Seniority number description of potential energy surfaces: Symmetric dissociation of water, N2, C2, and Be2
Bytautas, Laimutis; Scuseria, Gustavo E.; Ruedenberg, Klaus
The present study further explores the concept of the seniority number (Ω) by examining different configuration interaction (CI) truncation strategies in generating compact wave functions in a systematic way. While the role of Ω in addressing static (strong) correlation problem has been addressed in numerous previous studies, the usefulness of seniority number in describing weak (dynamic) correlation has not been investigated in a systematic way. Thus, the overall objective in the present work is to investigate the role of Ω in addressing also dynamic electron correlation in addition to the static correlation. Two systematic CI truncation strategies are compared beyond minimal basis sets and full valence active spaces.
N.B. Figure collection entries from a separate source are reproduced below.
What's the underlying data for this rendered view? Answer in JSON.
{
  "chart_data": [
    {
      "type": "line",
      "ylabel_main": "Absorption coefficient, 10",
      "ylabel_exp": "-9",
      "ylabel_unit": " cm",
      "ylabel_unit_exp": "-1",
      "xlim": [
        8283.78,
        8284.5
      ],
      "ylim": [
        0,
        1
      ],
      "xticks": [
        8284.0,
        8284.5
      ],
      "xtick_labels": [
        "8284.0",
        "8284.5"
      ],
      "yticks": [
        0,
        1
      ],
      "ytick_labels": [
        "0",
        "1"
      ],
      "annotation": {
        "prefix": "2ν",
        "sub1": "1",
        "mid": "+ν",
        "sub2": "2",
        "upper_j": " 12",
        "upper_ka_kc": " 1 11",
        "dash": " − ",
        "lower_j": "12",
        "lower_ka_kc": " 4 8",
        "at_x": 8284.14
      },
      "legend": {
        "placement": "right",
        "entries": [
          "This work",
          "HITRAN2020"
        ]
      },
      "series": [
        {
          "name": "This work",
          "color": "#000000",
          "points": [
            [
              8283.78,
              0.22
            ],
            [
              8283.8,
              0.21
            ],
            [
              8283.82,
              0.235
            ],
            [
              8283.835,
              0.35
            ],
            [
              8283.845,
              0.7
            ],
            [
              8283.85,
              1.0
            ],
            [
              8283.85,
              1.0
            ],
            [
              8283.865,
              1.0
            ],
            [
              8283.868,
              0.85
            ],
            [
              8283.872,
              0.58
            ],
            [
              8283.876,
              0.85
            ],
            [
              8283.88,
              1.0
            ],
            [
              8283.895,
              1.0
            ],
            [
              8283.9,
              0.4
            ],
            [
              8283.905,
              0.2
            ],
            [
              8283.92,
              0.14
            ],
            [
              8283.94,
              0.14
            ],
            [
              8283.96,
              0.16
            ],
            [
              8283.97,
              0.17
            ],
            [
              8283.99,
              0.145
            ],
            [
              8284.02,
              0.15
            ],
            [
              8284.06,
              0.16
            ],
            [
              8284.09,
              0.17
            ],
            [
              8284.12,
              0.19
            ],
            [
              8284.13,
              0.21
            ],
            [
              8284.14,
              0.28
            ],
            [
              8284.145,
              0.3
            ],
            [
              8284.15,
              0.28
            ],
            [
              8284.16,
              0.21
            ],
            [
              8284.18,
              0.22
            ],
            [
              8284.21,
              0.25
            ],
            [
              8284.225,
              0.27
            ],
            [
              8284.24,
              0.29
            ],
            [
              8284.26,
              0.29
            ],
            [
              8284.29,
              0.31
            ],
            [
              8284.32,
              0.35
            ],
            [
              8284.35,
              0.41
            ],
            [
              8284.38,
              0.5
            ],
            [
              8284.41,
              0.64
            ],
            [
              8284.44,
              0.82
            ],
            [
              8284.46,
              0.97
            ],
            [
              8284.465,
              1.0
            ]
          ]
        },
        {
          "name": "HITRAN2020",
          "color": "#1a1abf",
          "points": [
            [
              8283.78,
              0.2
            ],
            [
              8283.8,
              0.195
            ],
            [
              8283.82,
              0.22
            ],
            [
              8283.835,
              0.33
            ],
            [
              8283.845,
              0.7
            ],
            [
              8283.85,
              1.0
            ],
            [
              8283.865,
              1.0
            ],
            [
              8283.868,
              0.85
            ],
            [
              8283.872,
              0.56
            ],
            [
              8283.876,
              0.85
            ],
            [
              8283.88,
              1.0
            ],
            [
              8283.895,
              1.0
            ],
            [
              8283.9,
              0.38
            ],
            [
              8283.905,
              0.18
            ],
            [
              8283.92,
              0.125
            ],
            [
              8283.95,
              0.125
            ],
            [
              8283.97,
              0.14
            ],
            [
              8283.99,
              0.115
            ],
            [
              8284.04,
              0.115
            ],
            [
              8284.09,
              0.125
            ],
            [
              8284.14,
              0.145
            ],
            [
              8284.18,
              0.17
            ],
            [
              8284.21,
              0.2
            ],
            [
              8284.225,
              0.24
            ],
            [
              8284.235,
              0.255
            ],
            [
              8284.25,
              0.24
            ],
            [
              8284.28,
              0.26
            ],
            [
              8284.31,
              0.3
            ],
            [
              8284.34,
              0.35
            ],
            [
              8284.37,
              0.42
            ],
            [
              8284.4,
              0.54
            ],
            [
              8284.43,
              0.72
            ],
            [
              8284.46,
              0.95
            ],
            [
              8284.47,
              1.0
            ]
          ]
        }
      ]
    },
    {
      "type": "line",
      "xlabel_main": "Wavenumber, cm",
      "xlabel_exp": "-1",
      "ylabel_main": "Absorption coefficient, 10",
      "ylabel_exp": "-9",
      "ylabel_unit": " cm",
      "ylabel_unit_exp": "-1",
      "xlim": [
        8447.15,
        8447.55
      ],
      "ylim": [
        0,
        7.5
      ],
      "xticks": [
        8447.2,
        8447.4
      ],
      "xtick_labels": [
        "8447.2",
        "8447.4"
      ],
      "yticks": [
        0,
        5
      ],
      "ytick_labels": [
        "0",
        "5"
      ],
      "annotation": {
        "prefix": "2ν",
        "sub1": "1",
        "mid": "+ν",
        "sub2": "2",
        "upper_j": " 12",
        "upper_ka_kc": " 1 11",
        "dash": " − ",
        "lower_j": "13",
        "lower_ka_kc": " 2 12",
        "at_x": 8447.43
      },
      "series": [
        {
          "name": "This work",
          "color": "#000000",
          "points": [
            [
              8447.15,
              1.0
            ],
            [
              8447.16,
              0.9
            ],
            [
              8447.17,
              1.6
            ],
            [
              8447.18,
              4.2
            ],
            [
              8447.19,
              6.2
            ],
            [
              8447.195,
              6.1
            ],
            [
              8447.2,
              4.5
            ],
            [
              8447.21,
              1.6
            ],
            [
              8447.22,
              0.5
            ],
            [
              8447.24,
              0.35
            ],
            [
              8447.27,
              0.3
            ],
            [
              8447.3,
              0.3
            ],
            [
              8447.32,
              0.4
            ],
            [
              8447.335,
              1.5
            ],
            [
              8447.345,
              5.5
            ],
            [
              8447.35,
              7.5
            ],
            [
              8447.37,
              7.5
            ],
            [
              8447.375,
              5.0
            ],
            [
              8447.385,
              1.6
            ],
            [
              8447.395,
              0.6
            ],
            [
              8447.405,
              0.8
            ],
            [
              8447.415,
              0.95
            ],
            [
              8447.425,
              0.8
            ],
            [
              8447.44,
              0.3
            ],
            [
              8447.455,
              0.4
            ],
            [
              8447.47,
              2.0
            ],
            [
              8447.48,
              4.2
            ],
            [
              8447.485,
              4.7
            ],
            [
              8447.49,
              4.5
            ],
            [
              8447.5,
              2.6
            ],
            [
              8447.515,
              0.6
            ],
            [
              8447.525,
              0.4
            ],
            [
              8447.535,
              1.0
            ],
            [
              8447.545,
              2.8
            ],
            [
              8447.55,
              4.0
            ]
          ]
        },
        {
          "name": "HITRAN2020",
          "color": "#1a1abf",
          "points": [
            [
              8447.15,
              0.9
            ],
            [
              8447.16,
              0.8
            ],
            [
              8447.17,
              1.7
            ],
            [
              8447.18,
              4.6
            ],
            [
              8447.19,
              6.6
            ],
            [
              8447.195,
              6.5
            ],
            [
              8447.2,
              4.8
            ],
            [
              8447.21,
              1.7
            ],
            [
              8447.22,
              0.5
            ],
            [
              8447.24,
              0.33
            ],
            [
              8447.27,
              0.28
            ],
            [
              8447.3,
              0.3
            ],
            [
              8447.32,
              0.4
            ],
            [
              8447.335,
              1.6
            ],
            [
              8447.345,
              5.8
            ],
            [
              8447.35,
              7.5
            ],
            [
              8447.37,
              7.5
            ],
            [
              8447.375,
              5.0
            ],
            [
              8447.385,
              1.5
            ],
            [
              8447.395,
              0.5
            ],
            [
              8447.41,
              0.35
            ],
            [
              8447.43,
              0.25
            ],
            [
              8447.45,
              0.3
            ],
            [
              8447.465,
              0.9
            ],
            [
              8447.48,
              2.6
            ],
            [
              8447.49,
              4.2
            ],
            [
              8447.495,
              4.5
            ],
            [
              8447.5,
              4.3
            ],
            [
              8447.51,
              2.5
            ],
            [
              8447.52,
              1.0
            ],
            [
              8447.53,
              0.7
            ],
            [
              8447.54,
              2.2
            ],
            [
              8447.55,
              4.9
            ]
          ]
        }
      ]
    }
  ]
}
One approach is based on the seniority number (defined as the total number of singly occupied orbitals in a determinant) and another is based on an excitation-level limitation. In addition, molecular orbitals are energy-optimized using multiconfigurational-self-consistent-field procedure for all these wave functions. The test cases include the symmetric dissociation of water (6-31G), N2 (6-31G), C2 (6-31G), and Be2 (cc-pVTZ). We find that the potential energy profile for H2O dissociation can be reasonably well described using only the Ω = 0 sector of the CI wave function. For the Be2 case, we show that the full CI potential energy curve (cc-pVTZ) is almost exactly reproduced using either Ω-based (including configurations having up to Ω = 2 in the virtual-orbital-space) or excitation-based (up to single-plus-double-substitutions) selection methods, both out of a full-valence-reference function. Finally, in dissociation cases of N2 and C2, we shall also consider novel hybrid wave functions obtained by a union of a set of CI configurations representing the full valence space and a set of CI configurations where seniority-number restriction is imposed for a complete set (full-valence-space and virtual) of correlated molecular orbitals, simultaneously. We discuss the usefulness of the seniority number concept in addressing both static and dynamic electron correlation problems along dissociation paths.